Magnetic effects are generally smaller than electric effects. As a consequence, the force between currents is rather small, because of the smallness of the factor $μ$ . Hence it is difficult to demonstrate attraction or repulsion between currents. Thus, for $5 A$ current in each wire at a separation of $1 c m$ , the force per metre would be $5 \times 10^{- 4} N$ , which is about $50 m g$ weight. It would be like pulling a wire by a string going over a pulley to which a $50 m g$ weight is attached. The displacement of the wire would be quite unnoticeable.

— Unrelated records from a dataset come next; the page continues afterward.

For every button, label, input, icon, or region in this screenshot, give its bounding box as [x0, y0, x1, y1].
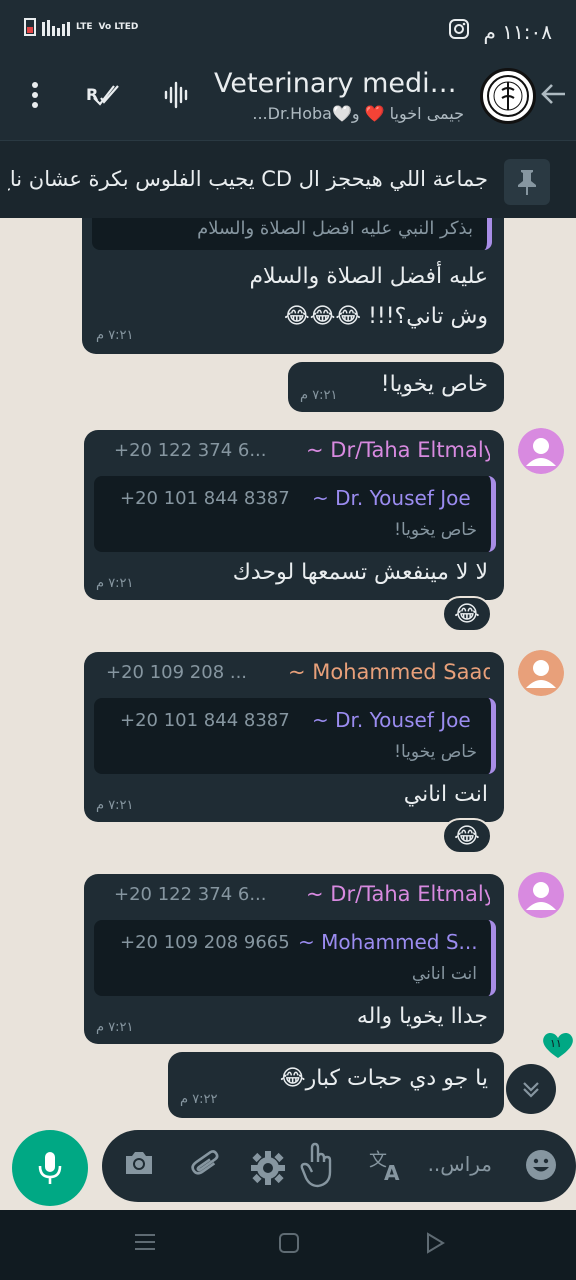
compose-bar: 文A مراس.. [0, 1128, 576, 1210]
instagram-icon [448, 18, 470, 45]
quoted-phone: +20 101 844 8387 [120, 488, 290, 509]
sender-phone: +20 122 374 6... [114, 884, 267, 905]
message-time: ٧:٢١ م [96, 328, 134, 343]
voice-wave-icon[interactable] [162, 80, 192, 118]
input-placeholder[interactable]: مراس.. [428, 1152, 492, 1176]
status-left: LTE Vo LTED [24, 18, 138, 36]
avatar[interactable] [518, 650, 564, 696]
quoted-text: خاص يخويا! [394, 520, 477, 540]
quoted-sender: ~ Dr. Yousef Joe [312, 486, 471, 510]
volte-label: Vo LTED [98, 21, 139, 32]
message-bubble[interactable]: ~ Dr/Taha Eltmaly +20 122 374 6... ~ Dr.… [84, 430, 504, 600]
camera-icon[interactable] [122, 1148, 156, 1185]
emoji-icon[interactable] [524, 1148, 558, 1189]
message-input[interactable]: 文A مراس.. [102, 1130, 576, 1202]
status-time: ١١:٠٨ م [483, 19, 552, 44]
message-time: ٧:٢١ م [96, 798, 134, 813]
pinned-message-bar[interactable]: جماعة اللي هيحجز ال CD يجيب الفلوس بكرة … [0, 140, 576, 218]
message-text: عليه أفضل الصلاة والسلام [249, 264, 488, 289]
network-type: LTE [76, 21, 93, 32]
message-text: خاص يخويا! [380, 372, 488, 397]
quoted-message[interactable]: ~ Mohammed S... +20 109 208 9665 انت انا… [94, 920, 496, 996]
message-bubble[interactable]: خاص يخويا! ٧:٢١ م [288, 362, 504, 412]
quoted-text: انت اناني [411, 964, 477, 984]
more-vert-icon[interactable] [28, 80, 42, 118]
battery-icon [24, 18, 36, 36]
quoted-sender: ~ Dr. Yousef Joe [312, 708, 471, 732]
quoted-sender: ~ Mohammed S... [298, 930, 478, 954]
avatar[interactable] [518, 872, 564, 918]
sender-phone: +20 109 208 ... [106, 662, 248, 683]
message-bubble[interactable]: ~ Dr/Taha Eltmaly +20 122 374 6... ~ Moh… [84, 874, 504, 1044]
reaction-badge[interactable]: 😂 [442, 818, 492, 854]
pin-icon[interactable] [504, 159, 550, 205]
status-right: ١١:٠٨ م [448, 18, 552, 45]
chat-area[interactable]: بذكر النبي عليه افضل الصلاة والسلام عليه… [0, 218, 576, 1128]
settings-icon[interactable] [248, 1148, 288, 1195]
message-text: انت اناني [403, 782, 488, 807]
message-time: ٧:٢١ م [96, 1020, 134, 1035]
message-bubble[interactable]: بذكر النبي عليه افضل الصلاة والسلام عليه… [82, 218, 504, 354]
quoted-phone: +20 109 208 9665 [120, 932, 290, 953]
chat-header[interactable]: Veterinary medici... جيمى اخويا ❤️ و🤍Dr.… [0, 60, 576, 140]
message-text: لا لا مينفعش تسمعها لوحدك [232, 560, 488, 585]
quoted-message[interactable]: ~ Dr. Yousef Joe +20 101 844 8387 خاص يخ… [94, 698, 496, 774]
message-text: يا جو دي حجات كبار😂 [279, 1066, 488, 1091]
group-title[interactable]: Veterinary medici... [214, 68, 464, 99]
home-nav-icon[interactable] [278, 1232, 300, 1260]
sender-name[interactable]: ~ Dr/Taha Eltmaly [306, 882, 490, 906]
quoted-message[interactable]: بذكر النبي عليه افضل الصلاة والسلام [92, 218, 492, 250]
back-nav-icon[interactable] [424, 1232, 446, 1260]
unread-count: ١١ [550, 1037, 562, 1050]
unread-badge[interactable]: ١١ [540, 1030, 576, 1060]
message-time: ٧:٢١ م [300, 388, 338, 403]
translate-icon[interactable]: 文A [368, 1148, 408, 1191]
sender-name[interactable]: ~ Dr/Taha Eltmaly [306, 438, 490, 462]
quoted-phone: +20 101 844 8387 [120, 710, 290, 731]
system-nav-bar [0, 1210, 576, 1280]
rx-checks-icon[interactable]: R [84, 80, 120, 118]
message-time: ٧:٢٢ م [180, 1092, 218, 1107]
mic-icon [38, 1152, 62, 1184]
sender-phone: +20 122 374 6... [114, 440, 267, 461]
message-bubble[interactable]: يا جو دي حجات كبار😂 ٧:٢٢ م [168, 1052, 504, 1118]
attach-icon[interactable] [190, 1148, 224, 1189]
quoted-text: خاص يخويا! [394, 742, 477, 762]
message-time: ٧:٢١ م [96, 576, 134, 591]
message-text: جداا يخويا واله [356, 1004, 488, 1029]
pinned-text[interactable]: جماعة اللي هيحجز ال CD يجيب الفلوس بكرة … [8, 167, 488, 191]
svg-text:A: A [384, 1161, 400, 1184]
message-bubble[interactable]: ~ Mohammed Saad +20 109 208 ... ~ Dr. Yo… [84, 652, 504, 822]
menu-nav-icon[interactable] [134, 1232, 156, 1258]
quoted-message[interactable]: ~ Dr. Yousef Joe +20 101 844 8387 خاص يخ… [94, 476, 496, 552]
back-arrow-icon[interactable] [538, 78, 568, 118]
mic-button[interactable] [12, 1130, 88, 1206]
chevron-double-down-icon [523, 1082, 539, 1098]
sender-name[interactable]: ~ Mohammed Saad [288, 660, 490, 684]
message-text: وش تاني؟!!! 😂😂😂 [283, 304, 488, 329]
touch-icon[interactable] [298, 1140, 338, 1197]
reaction-badge[interactable]: 😂 [442, 596, 492, 632]
signal-icon [42, 18, 70, 36]
scroll-down-button[interactable] [506, 1064, 556, 1114]
quoted-text: بذكر النبي عليه افضل الصلاة والسلام [197, 218, 473, 239]
avatar[interactable] [518, 428, 564, 474]
group-avatar[interactable] [480, 68, 536, 124]
group-members[interactable]: جيمى اخويا ❤️ و🤍Dr.Hoba... [214, 104, 464, 123]
status-bar: LTE Vo LTED ١١:٠٨ م [0, 0, 576, 60]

With the use of a soft spring, we can increase the effective length of the parallel current and by using mercury, we can make the displacement of even a few mm observable very dramatically. You will also need a constant-current supply giving a constant current of about $5 A$ .

Take a soft spring whose natural period of oscillations is about $0.5 - 1 s$ . Hang it vertically and attach a pointed tip to its lower end, as shown in the figure here. Take some mercury in a dish and adjust the spring such that the tip is just above the mercury surface. Take the DC current source, connect one of its terminals to the upper end of the spring, and dip the other terminal in mercury. If the tip of the spring touches mercury, the circuit is completed through mercury.

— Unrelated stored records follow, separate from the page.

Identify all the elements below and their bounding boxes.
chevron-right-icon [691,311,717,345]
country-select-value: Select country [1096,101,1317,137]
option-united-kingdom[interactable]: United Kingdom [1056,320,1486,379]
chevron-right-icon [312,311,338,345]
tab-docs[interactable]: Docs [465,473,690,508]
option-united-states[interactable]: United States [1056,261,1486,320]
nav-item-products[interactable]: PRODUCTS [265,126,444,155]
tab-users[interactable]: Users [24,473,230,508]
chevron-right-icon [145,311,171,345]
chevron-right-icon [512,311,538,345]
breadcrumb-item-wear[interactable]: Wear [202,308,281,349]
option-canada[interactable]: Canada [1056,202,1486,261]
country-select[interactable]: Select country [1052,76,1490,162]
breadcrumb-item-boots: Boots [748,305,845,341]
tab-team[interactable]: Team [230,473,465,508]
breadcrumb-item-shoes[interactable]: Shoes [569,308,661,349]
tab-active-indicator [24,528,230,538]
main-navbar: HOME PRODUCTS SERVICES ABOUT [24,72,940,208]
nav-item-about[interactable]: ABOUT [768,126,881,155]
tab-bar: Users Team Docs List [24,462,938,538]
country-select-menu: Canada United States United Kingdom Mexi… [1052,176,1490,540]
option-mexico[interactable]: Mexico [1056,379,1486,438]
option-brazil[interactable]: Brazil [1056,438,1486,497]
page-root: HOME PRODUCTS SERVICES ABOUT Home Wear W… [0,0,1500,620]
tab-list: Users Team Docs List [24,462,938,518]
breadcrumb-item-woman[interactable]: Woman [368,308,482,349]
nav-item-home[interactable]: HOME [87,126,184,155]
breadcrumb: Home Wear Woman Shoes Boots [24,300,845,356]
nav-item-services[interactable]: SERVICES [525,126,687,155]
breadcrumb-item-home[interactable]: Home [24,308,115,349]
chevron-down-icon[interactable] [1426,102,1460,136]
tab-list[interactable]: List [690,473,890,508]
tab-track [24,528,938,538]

Let the DC source be put off to begin with. Let the tip be adjusted so that it just touches the mercury surface. Switch on the constant current supply, and watch the fascinating outcome. The spring shrinks with a jerk, the tip comes out of mercury (just by a mm or so), the circuit is broken, the current stops, the spring relaxes and tries to come back to its original position, the tip again touches mercury establishing a current in the circuit, and the cycle continues with tick, tick, tick,... In the beginning, you may require some small adjustments to get a good effect.

Keep your face away from mercury vapour as it is poisonous. Do not inhale mercury vapour for long.

Example 4.10

The horizontal component of the earth’s magnetic field at a certain place is $3.0 \times 10^{- 5} T$ and the direction of the field is from the geographic south to the geographic north. A very long straight conductor is carrying a steady current of $1 A$ . What is the force per unit length on it when it is placed on a horizontal table and the direction of the current is (a) east to west; (b) south to north?

VIEW SOLUTION

$F = I l \times B$ $F = I l B s i n θ$ The force per unit length is $f = F / l = I B s i n θ$ (a) When the current is flowing from east to west, $θ = 90^{o}$
Hence, $f = I B$ $f = 1 * 3 * 10^{- 5} = 3 * 10^{- 5} N m^{- 1}$ This is larger than the value $2 \times 10^{- 7} N m^{- 1}$ quoted in the definition of the ampere. Hence it is important to eliminate the effect of the earth’s magnetic field and other stray fields while standardising the ampere.

The direction of the force is downwards. This direction may be obtained by the directional property of cross product of vectors.

(b)When the current is flowing from south to north,
$θ = 0^{o},$ $f = 0$
Hence there is no force on the conductor.